The room is officially “studio with double bed”. Right … Well, the bed is comfortable enough. The mattress is a foam block wrapped in plastic, reminding me of the jump mat from long ago school athletics. Two thirds of it are a solid block, and one third of it is a zipped-on slightly narrower block. Presumably that officially transforms it from single to double by some strange quirk of Franco-Canadian mathematics, which is so much superior to the Anglo type that I learnt at school.


If I lie on it, my ankles dangle over the end. Fair enough, I’m used to that. If I hold my arms out, and my left hand is just on the edge of the bed, my right elbow goes past the opposite edge. So, if that’s a double, Montrealeans are either very small or sleep in multi-story mode rather than the more traditional side by side.

And the sheets aren’t quite wide enough to tuck in by more than about a centimetre on all sides, and the friction of sheet-on-plastic-mattress is minimal.

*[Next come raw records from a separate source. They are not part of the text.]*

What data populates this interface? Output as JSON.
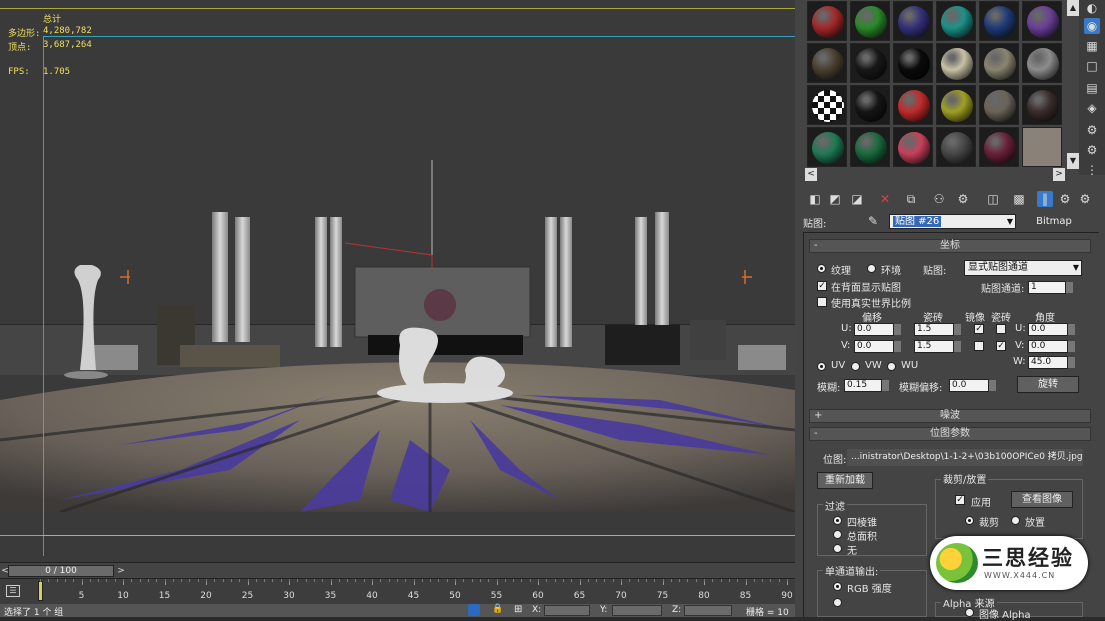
{
  "stats": {
    "total_label": "总计",
    "poly_label": "多边形:",
    "poly_value": "4,280,782",
    "vert_label": "顶点:",
    "vert_value": "3,687,264",
    "fps_label": "FPS:",
    "fps_value": "1.705"
  },
  "timeline": {
    "slider": "0 / 100",
    "prev": "<",
    "next": ">",
    "ticks": [
      "5",
      "10",
      "15",
      "20",
      "25",
      "30",
      "35",
      "40",
      "45",
      "50",
      "55",
      "60",
      "65",
      "70",
      "75",
      "80",
      "85",
      "90"
    ]
  },
  "status": {
    "message": "选择了 1 个 组",
    "x_label": "X:",
    "y_label": "Y:",
    "z_label": "Z:",
    "grid_label": "栅格 = 10"
  },
  "material_slots": {
    "colors": [
      "#a3282b",
      "#2a8a2a",
      "#34317a",
      "#1c9188",
      "#1f3c78",
      "#6a3f96",
      "#4a4030",
      "#181818",
      "#0a0a0a",
      "#c9c2a5",
      "#8a8570",
      "#8c8c8c",
      "#e8e8e8",
      "#151515",
      "#c22a2a",
      "#a0a024",
      "#6a6358",
      "#3a2c2c",
      "#1f7a55",
      "#1a6a3f",
      "#c8405a",
      "#474747",
      "#6a2038",
      "#8a8178"
    ],
    "scroll_left": "<",
    "scroll_right": ">"
  },
  "map_row": {
    "label": "贴图:",
    "map_name": "贴图 #26",
    "map_type": "Bitmap"
  },
  "coordinates": {
    "title": "坐标",
    "texture": "纹理",
    "environ": "环境",
    "mapping_label": "贴图:",
    "mapping_value": "显式贴图通道",
    "show_back": "在背面显示贴图",
    "map_channel_label": "贴图通道:",
    "map_channel_value": "1",
    "real_world": "使用真实世界比例",
    "offset": "偏移",
    "tiling": "瓷砖",
    "mirror": "镜像",
    "tile": "瓷砖",
    "angle": "角度",
    "u_label": "U:",
    "v_label": "V:",
    "w_label": "W:",
    "u_offset": "0.0",
    "v_offset": "0.0",
    "u_tiling": "1.5",
    "v_tiling": "1.5",
    "u_angle": "0.0",
    "v_angle": "0.0",
    "w_angle": "45.0",
    "uv": "UV",
    "vw": "VW",
    "wu": "WU",
    "blur_label": "模糊:",
    "blur_value": "0.15",
    "blur_offset_label": "模糊偏移:",
    "blur_offset_value": "0.0",
    "rotate": "旋转"
  },
  "noise": {
    "title": "噪波"
  },
  "bitmap": {
    "title": "位图参数",
    "path_label": "位图:",
    "path_value": "...inistrator\\Desktop\\1-1-2+\\03b100OPICe0 拷贝.jpg",
    "reload": "重新加载",
    "crop_group": "裁剪/放置",
    "apply": "应用",
    "view_image": "查看图像",
    "crop": "裁剪",
    "place": "放置",
    "filter_group": "过滤",
    "pyramidal": "四棱锥",
    "summed": "总面积",
    "none": "无",
    "mono_group": "单通道输出:",
    "rgb": "RGB 强度",
    "alpha_source": "Alpha 来源",
    "image_alpha": "图像 Alpha"
  },
  "watermark": {
    "title": "三思经验",
    "url": "WWW.X444.CN"
  }
}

So, no matter how carefully you turn over, you will end up lying on a thin ribbon of rumpled sheet beneath you. Maybe that’s why it’s considered a double, because you actually need two of you to counter-rotate.

Anyway. I slept. And so to see what Montreal has to offer.

Bonjour hi

Editorial note, 11/8/09: the remark below about not seeing these posts for a week was prophetic. I carefully recorded my worldcon experiences in diary form against the day when the internet would once more be mine …

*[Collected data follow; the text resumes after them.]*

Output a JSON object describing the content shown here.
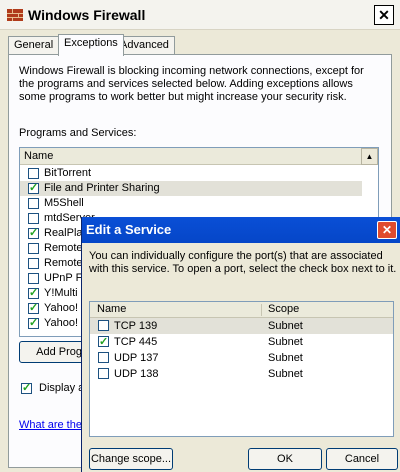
{
  "window": {
    "title": "Windows Firewall",
    "close_glyph": "✕"
  },
  "tabs": [
    {
      "label": "General"
    },
    {
      "label": "Exceptions"
    },
    {
      "label": "Advanced"
    }
  ],
  "exceptions": {
    "intro": "Windows Firewall is blocking incoming network connections, except for the programs and services selected below. Adding exceptions allows some programs to work better but might increase your security risk.",
    "section_label": "Programs and Services:",
    "column_name": "Name",
    "items": [
      {
        "label": "BitTorrent",
        "checked": false
      },
      {
        "label": "File and Printer Sharing",
        "checked": true
      },
      {
        "label": "M5Shell",
        "checked": false
      },
      {
        "label": "mtdServer",
        "checked": false
      },
      {
        "label": "RealPlay",
        "checked": true
      },
      {
        "label": "Remote A",
        "checked": false
      },
      {
        "label": "Remote",
        "checked": false
      },
      {
        "label": "UPnP Fr",
        "checked": false
      },
      {
        "label": "Y!Multi M",
        "checked": true
      },
      {
        "label": "Yahoo! F",
        "checked": true
      },
      {
        "label": "Yahoo! M",
        "checked": true
      }
    ],
    "add_program_label": "Add Progra",
    "display_label": "Display a",
    "display_checked": true,
    "help_link": "What are the"
  },
  "dialog": {
    "title": "Edit a Service",
    "close_glyph": "✕",
    "description": "You can individually configure the port(s) that are associated with this service. To open a port, select the check box next to it.",
    "columns": {
      "name": "Name",
      "scope": "Scope"
    },
    "ports": [
      {
        "name": "TCP 139",
        "scope": "Subnet",
        "checked": false
      },
      {
        "name": "TCP 445",
        "scope": "Subnet",
        "checked": true
      },
      {
        "name": "UDP 137",
        "scope": "Subnet",
        "checked": false
      },
      {
        "name": "UDP 138",
        "scope": "Subnet",
        "checked": false
      }
    ],
    "change_scope_label": "Change scope...",
    "ok_label": "OK",
    "cancel_label": "Cancel"
  }
}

It’s Monday 3 August and I’m in Montreal. Résidences universitaires UQAM (Université du Québec à Montréal), 303 boulevard René-Lévesque Est. If I can’t get an Internet connection then you might not read this until Tuesday 11 August and I’m getting my $15 for a week’s connectivity back. [I did.] We’ll see.

The approach to the airport gives a fantastic view of downtown Montreal on the left hand side, and a nice passport control guy told me he would look my panels up at the con. A nice undemanding 7 hour, 3 movie flight. I like to eschew the conventional Hollywood blockbusters for some of the more quirky offerings.

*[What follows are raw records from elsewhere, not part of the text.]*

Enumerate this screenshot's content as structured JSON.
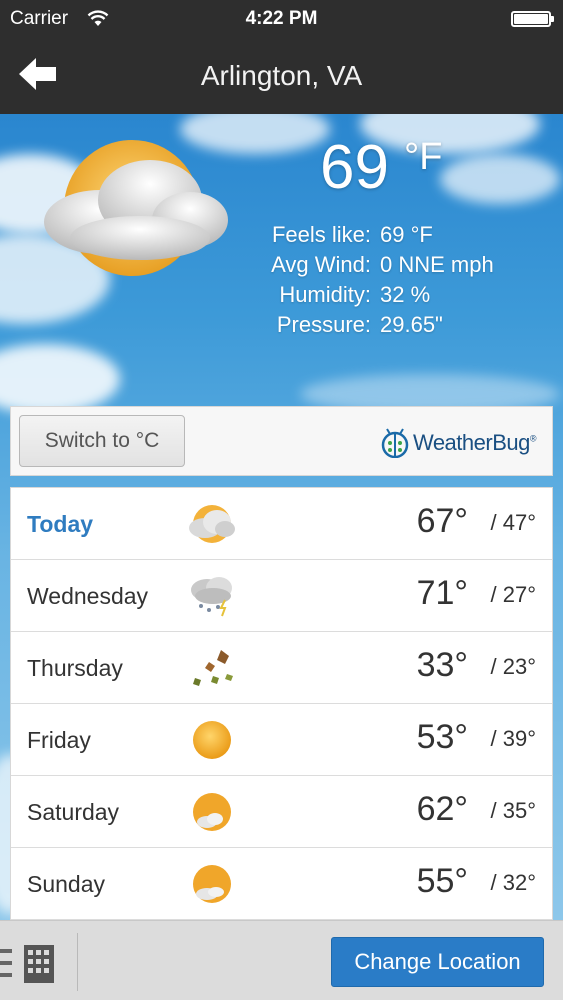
{
  "status_bar": {
    "carrier": "Carrier",
    "time": "4:22 PM"
  },
  "nav": {
    "title": "Arlington, VA"
  },
  "current": {
    "temp": "69",
    "unit": "°F",
    "details": [
      {
        "label": "Feels like:",
        "value": "69 °F"
      },
      {
        "label": "Avg Wind:",
        "value": "0 NNE mph"
      },
      {
        "label": "Humidity:",
        "value": "32 %"
      },
      {
        "label": "Pressure:",
        "value": "29.65\""
      }
    ]
  },
  "unit_switch": {
    "label": "Switch to °C"
  },
  "brand": {
    "name": "WeatherBug",
    "mark": "®"
  },
  "forecast": [
    {
      "day": "Today",
      "hi": "67°",
      "lo": "/ 47°",
      "icon": "partly-cloudy-icon"
    },
    {
      "day": "Wednesday",
      "hi": "71°",
      "lo": "/ 27°",
      "icon": "storm-icon"
    },
    {
      "day": "Thursday",
      "hi": "33°",
      "lo": "/ 23°",
      "icon": "windy-leaves-icon"
    },
    {
      "day": "Friday",
      "hi": "53°",
      "lo": "/ 39°",
      "icon": "sunny-icon"
    },
    {
      "day": "Saturday",
      "hi": "62°",
      "lo": "/ 35°",
      "icon": "mostly-sunny-icon"
    },
    {
      "day": "Sunday",
      "hi": "55°",
      "lo": "/ 32°",
      "icon": "mostly-sunny-icon"
    }
  ],
  "toolbar": {
    "change_location": "Change Location"
  },
  "colors": {
    "accent": "#2a7cc7",
    "today": "#2f7cc0",
    "bar": "#2e2e2e"
  }
}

  • The Great Buck Howard. John Malkovitch as only John Malkovitch can be, playing a man who is simultaneously brilliant – a mentalist who wipes the floor with the likes of Paul McKenna – yet is doomed forever to be the kind of guy who only plays to half-packed theatres in small towns in Ohio. A brilliant study of pride and pathos.
  • Stone of Destiny. A more or less real story about a group of Scottish students who over Christmas 1950 stole the Stone of Scone from Westminster Abbey and brought it back to Scotland. My interest here is twofold: a further success on the CV of Charlie Cox (see here for my declaration of interest) and because several members of the Delightfully Dotty Car Club, whose club magazine I edit and which thus paid for this trip, contributed cars and sound effects. Also stars Begbie and one of the interchangeable hobbits.
  • Coraline. Pants-wetting animated fairy tale based on novel by Neil Gaiman, reminding everyone of exactly why he is this year’s Worldcon guest of honour. I was also grateful for Mr Bird’s Lower 6th English lessons, because despite all the obscure poetry that I never really understood, enough sunk in for me to realise who the baddie is.

It’s 01.50 by my body clock, I’m in university residences that are less monastic than the Boston YMCA (Worldcon 2004) but considerably more so than the Grand Hyatt, Denver (Worldcon 2008). And I’ve no Internet. Yet. But I’ve been out for a delicious gnocchi + Italian sausage meal and I’m already getting a better vibe from Montreal than from similar exposure to Denver a year ago. I look forward to seeing what else it has to offer.

Canadian money is very pretty and apparently works just like real dollars.